前半は4番に続き、5番でマウンド超えの、10メートルの長いバーディトライを決めるなど、たとえショットに精彩を欠いたホールでも、近ごろとみに練習量が増え、練習法も工夫を凝らした小技で補った。6番でもバーディを決めて、最初の3連続で弾みをつけて、逃げ切った。
御殿場は4年目の挑戦で、ドライバー以外のクラブで攻めるシーンが格段に増えたのは「コースの怖さを知ったから」。それを克服する技もたずさえて、ベストアマチュア賞に輝いた2007年の初出場から確かな成長のあしあとを印したツアー通算9勝目となった。
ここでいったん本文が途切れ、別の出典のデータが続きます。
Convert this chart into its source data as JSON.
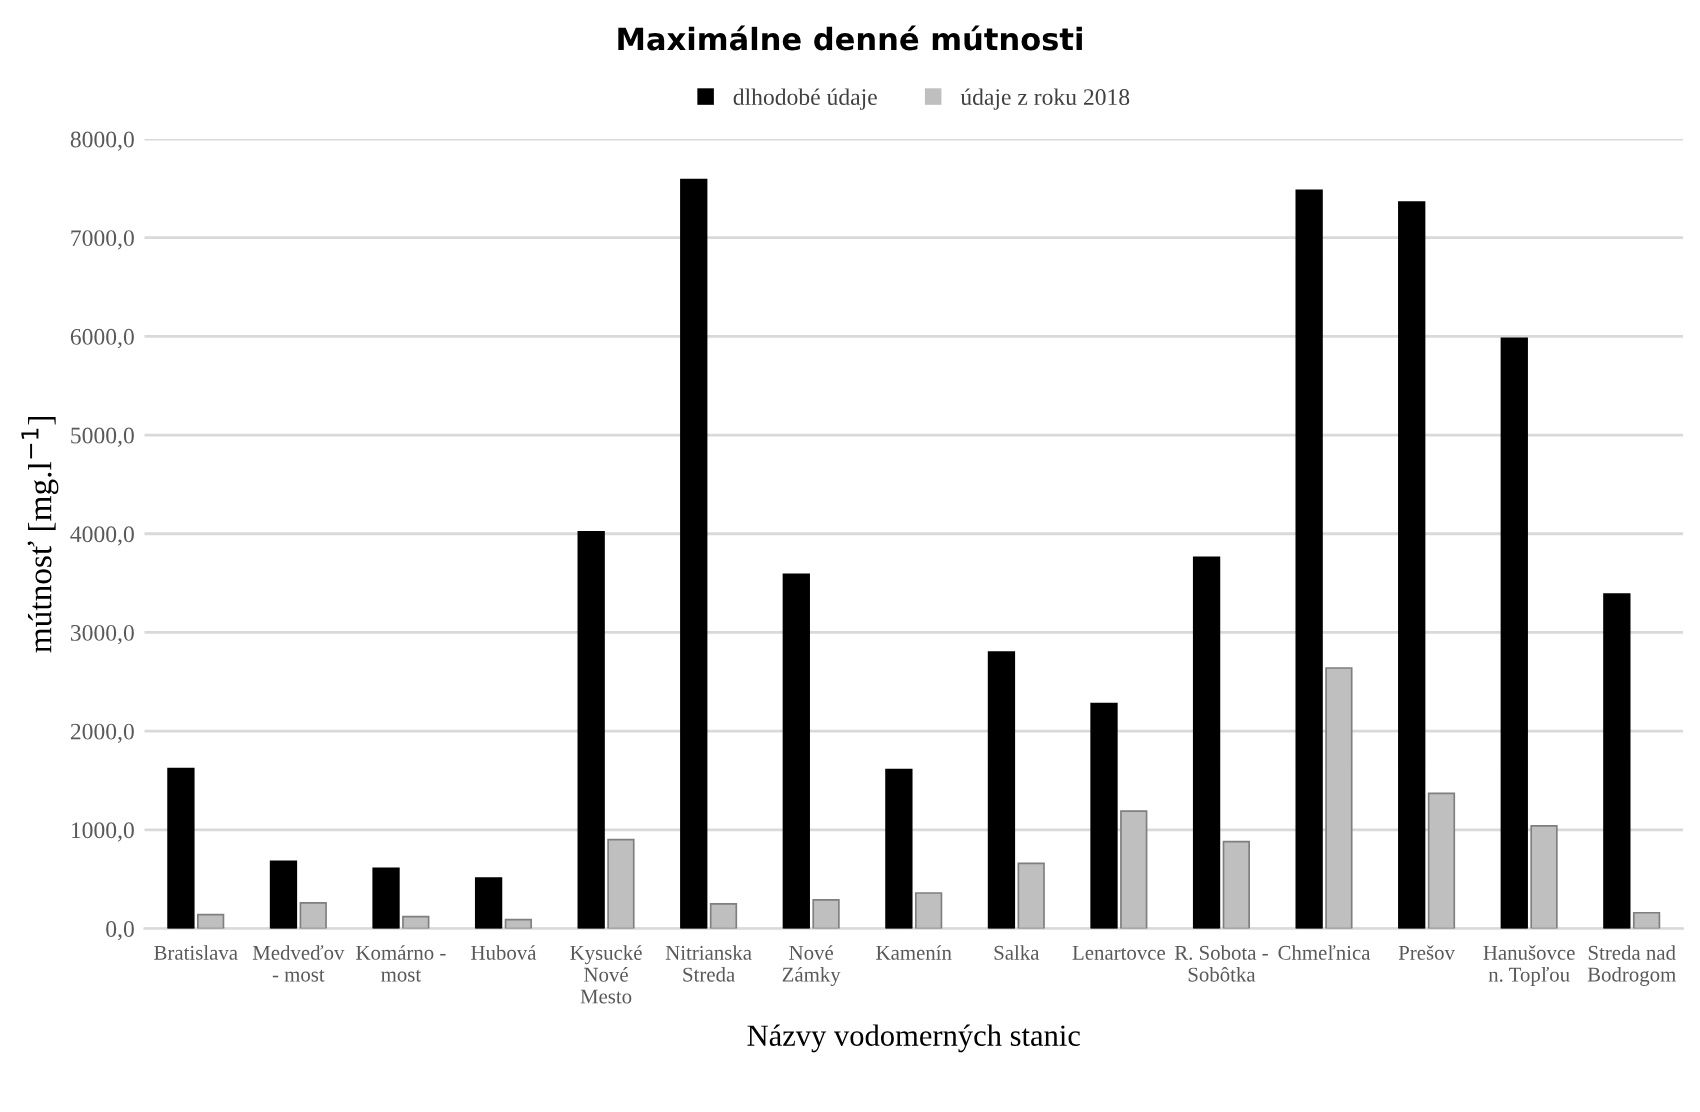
{
  "chart_data": {
    "type": "bar",
    "title": "Maximálne denné mútnosti",
    "xlabel": "Názvy vodomerných stanic",
    "ylabel": "mútnosť [mg.l$^{−1}$]",
    "categories": [
      "Bratislava",
      "Medveďov\n- most",
      "Komárno -\nmost",
      "Hubová",
      "Kysucké\nNové\nMesto",
      "Nitrianska\nStreda",
      "Nové\nZámky",
      "Kamenín",
      "Salka",
      "Lenartovce",
      "R. Sobota -\nSobôtka",
      "Chmeľnica",
      "Prešov",
      "Hanušovce\nn. Topľou",
      "Streda nad\nBodrogom"
    ],
    "series": [
      {
        "name": "dlhodobé údaje",
        "color": "#000000",
        "values": [
          1620,
          680,
          610,
          510,
          4020,
          7590,
          3590,
          1610,
          2800,
          2280,
          3760,
          7480,
          7360,
          5980,
          3390
        ]
      },
      {
        "name": "údaje z roku 2018",
        "color": "#bfbfbf",
        "values": [
          140,
          260,
          120,
          90,
          900,
          250,
          290,
          360,
          660,
          1190,
          880,
          2640,
          1370,
          1040,
          160
        ]
      }
    ],
    "ylim": [
      0,
      8000
    ],
    "yticks": [
      {
        "value": 0,
        "label": "0,0"
      },
      {
        "value": 1000,
        "label": "1000,0"
      },
      {
        "value": 2000,
        "label": "2000,0"
      },
      {
        "value": 3000,
        "label": "3000,0"
      },
      {
        "value": 4000,
        "label": "4000,0"
      },
      {
        "value": 5000,
        "label": "5000,0"
      },
      {
        "value": 6000,
        "label": "6000,0"
      },
      {
        "value": 7000,
        "label": "7000,0"
      },
      {
        "value": 8000,
        "label": "8000,0"
      }
    ],
    "grid": "y",
    "legend": "top"
  }
}
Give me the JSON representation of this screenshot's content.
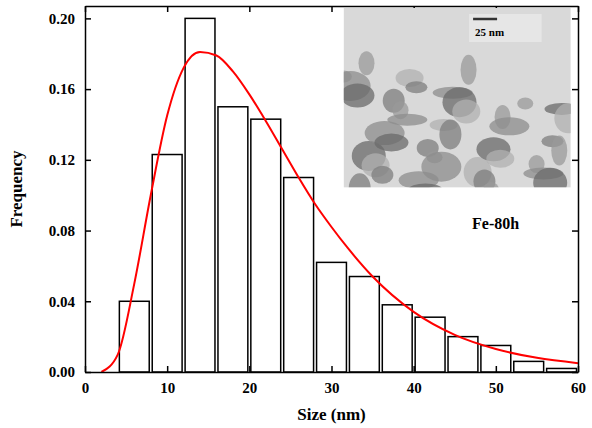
{
  "chart_data": {
    "type": "histogram",
    "x_label": "Size (nm)",
    "y_label": "Frequency",
    "annotation": "Fe-80h",
    "inset_scale_label": "25 nm",
    "bins": [
      4,
      8,
      12,
      16,
      20,
      24,
      28,
      32,
      36,
      40,
      44,
      48,
      52,
      56,
      60
    ],
    "values": [
      0.04,
      0.123,
      0.2,
      0.15,
      0.143,
      0.11,
      0.062,
      0.054,
      0.038,
      0.031,
      0.02,
      0.015,
      0.006,
      0.002
    ],
    "color": "#ffffff",
    "series": [
      {
        "type": "line",
        "color": "#ff0000",
        "x": [
          2,
          4,
          6,
          8,
          10,
          12,
          14,
          16,
          18,
          20,
          22,
          24,
          26,
          28,
          30,
          32,
          35,
          40,
          45,
          50,
          55,
          60
        ],
        "values": [
          0.0,
          0.01,
          0.05,
          0.1,
          0.145,
          0.172,
          0.181,
          0.179,
          0.17,
          0.157,
          0.142,
          0.126,
          0.11,
          0.095,
          0.082,
          0.07,
          0.054,
          0.034,
          0.021,
          0.013,
          0.008,
          0.005
        ]
      }
    ],
    "xlim": [
      0,
      60
    ],
    "xticks": [
      0,
      10,
      20,
      30,
      40,
      50,
      60
    ],
    "ylim": [
      0,
      0.207
    ],
    "yticks": [
      {
        "value": 0,
        "label": "0.00"
      },
      {
        "value": 0.04,
        "label": "0.04"
      },
      {
        "value": 0.08,
        "label": "0.08"
      },
      {
        "value": 0.12,
        "label": "0.12"
      },
      {
        "value": 0.16,
        "label": "0.16"
      },
      {
        "value": 0.2,
        "label": "0.20"
      }
    ],
    "grid": false
  }
}
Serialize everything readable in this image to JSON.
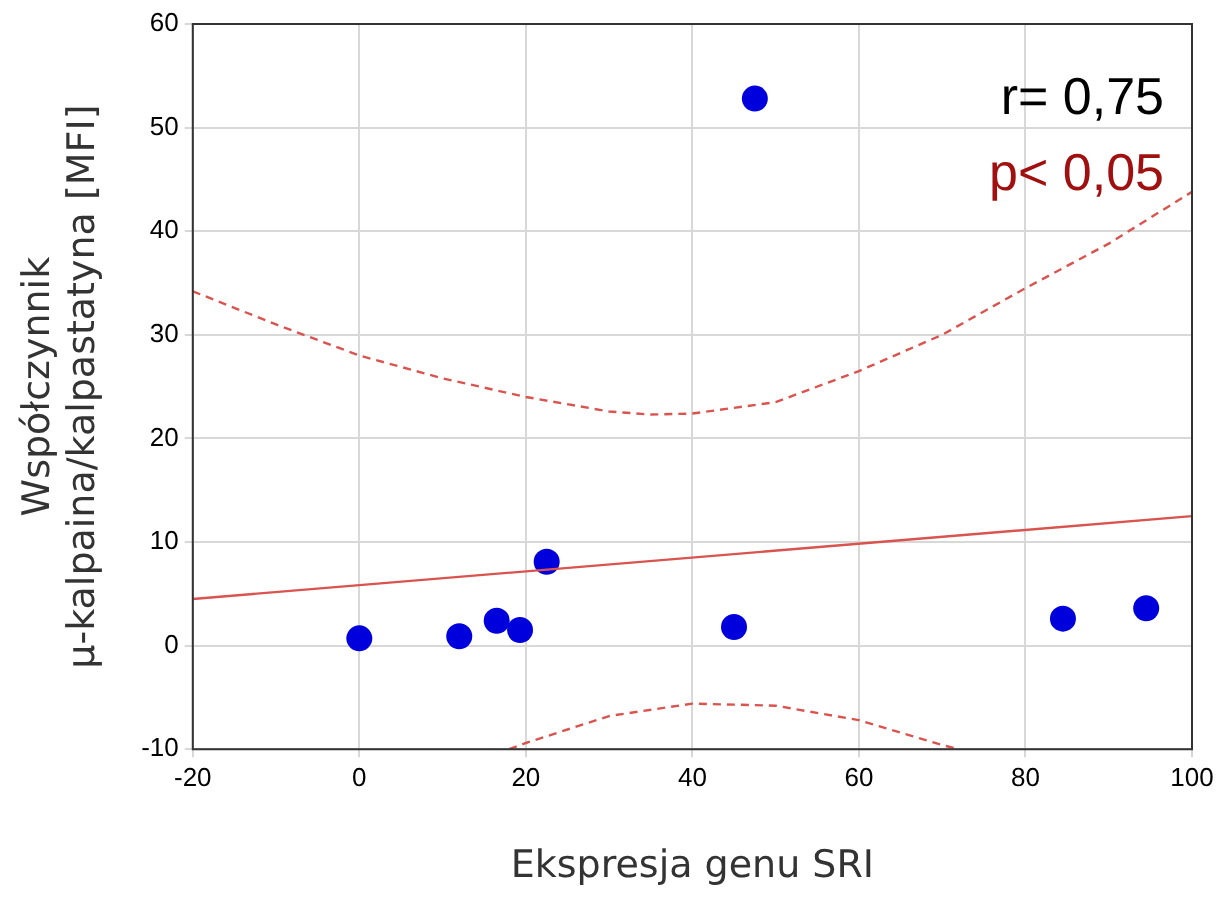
{
  "chart_data": {
    "type": "scatter",
    "xlabel": "Ekspresja genu SRI",
    "ylabel": "Współczynnik\nµ-kalpaina/kalpastatyna [MFI]",
    "xlim": [
      -20,
      100
    ],
    "xticks": [
      -20,
      0,
      20,
      40,
      60,
      80,
      100
    ],
    "ylim": [
      -10,
      60
    ],
    "yticks": [
      -10,
      0,
      10,
      20,
      30,
      40,
      50,
      60
    ],
    "grid": true,
    "legend": false,
    "marker": "circle",
    "series": [
      {
        "type": "line",
        "color": "#d9534f",
        "line_style": "solid",
        "marker": "none",
        "x": [
          -20,
          100
        ],
        "values": [
          4.5,
          12.5
        ]
      },
      {
        "type": "line",
        "color": "#d9534f",
        "line_style": "dashed",
        "marker": "none",
        "x": [
          -20,
          -10,
          0,
          10,
          20,
          30,
          35,
          40,
          50,
          60,
          70,
          80,
          90,
          100
        ],
        "values": [
          34.2,
          31,
          28,
          25.8,
          24,
          22.6,
          22.3,
          22.4,
          23.5,
          26.5,
          30,
          34.5,
          38.8,
          43.8
        ]
      },
      {
        "type": "line",
        "color": "#d9534f",
        "line_style": "dashed",
        "marker": "none",
        "x": [
          18,
          20,
          30,
          40,
          50,
          60,
          70,
          72
        ],
        "values": [
          -10,
          -9.4,
          -6.8,
          -5.6,
          -5.8,
          -7.2,
          -9.6,
          -10
        ]
      },
      {
        "color": "#0000dd",
        "x": [
          0,
          12,
          16.5,
          19.3,
          22.5,
          45,
          47.5,
          84.5,
          94.5
        ],
        "values": [
          0.7,
          0.9,
          2.4,
          1.5,
          8.1,
          1.8,
          52.8,
          2.6,
          3.6
        ]
      }
    ],
    "annotations": [
      "r= 0,75",
      "p< 0,05"
    ]
  }
}
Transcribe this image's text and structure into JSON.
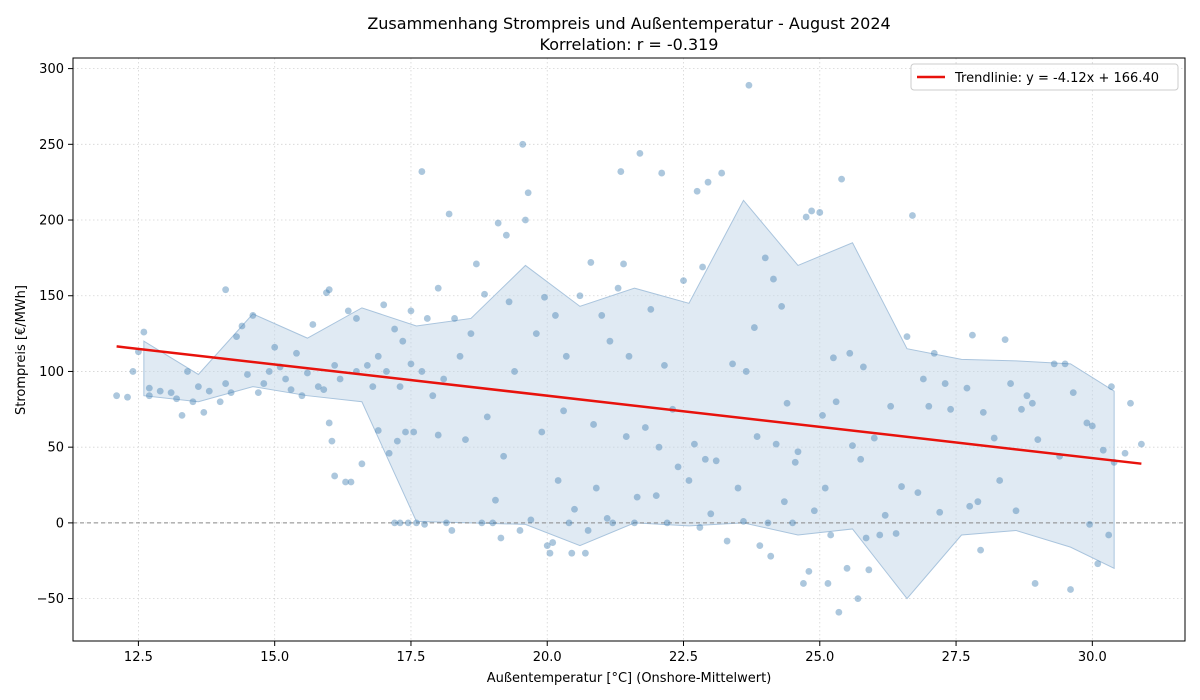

尽きることのない向上心と、勝利への執念で逆転の賞金王へと、望みをつないだ。
開幕前日は10日水曜日のプロ・アマチャリティ戦で、チームを組んだ元プロ野球の桑田真澄さんが言った言葉が改めて、胸に響く。
「日々進化を求めながら、なおかつ結果を出すのが真のスーパースター」とは、まるでこの日を予言していたかのようだ。
本人も「今日のようなゴルフが出来れば、また優勝できる」と、この1勝で自信も深まった。
19歳のヒーローが、また新たな伝説を作ろうとしている。今年もまたこの富士の裾野から、頂上へと続く一本の登山道が、くっきりと見えはじめている。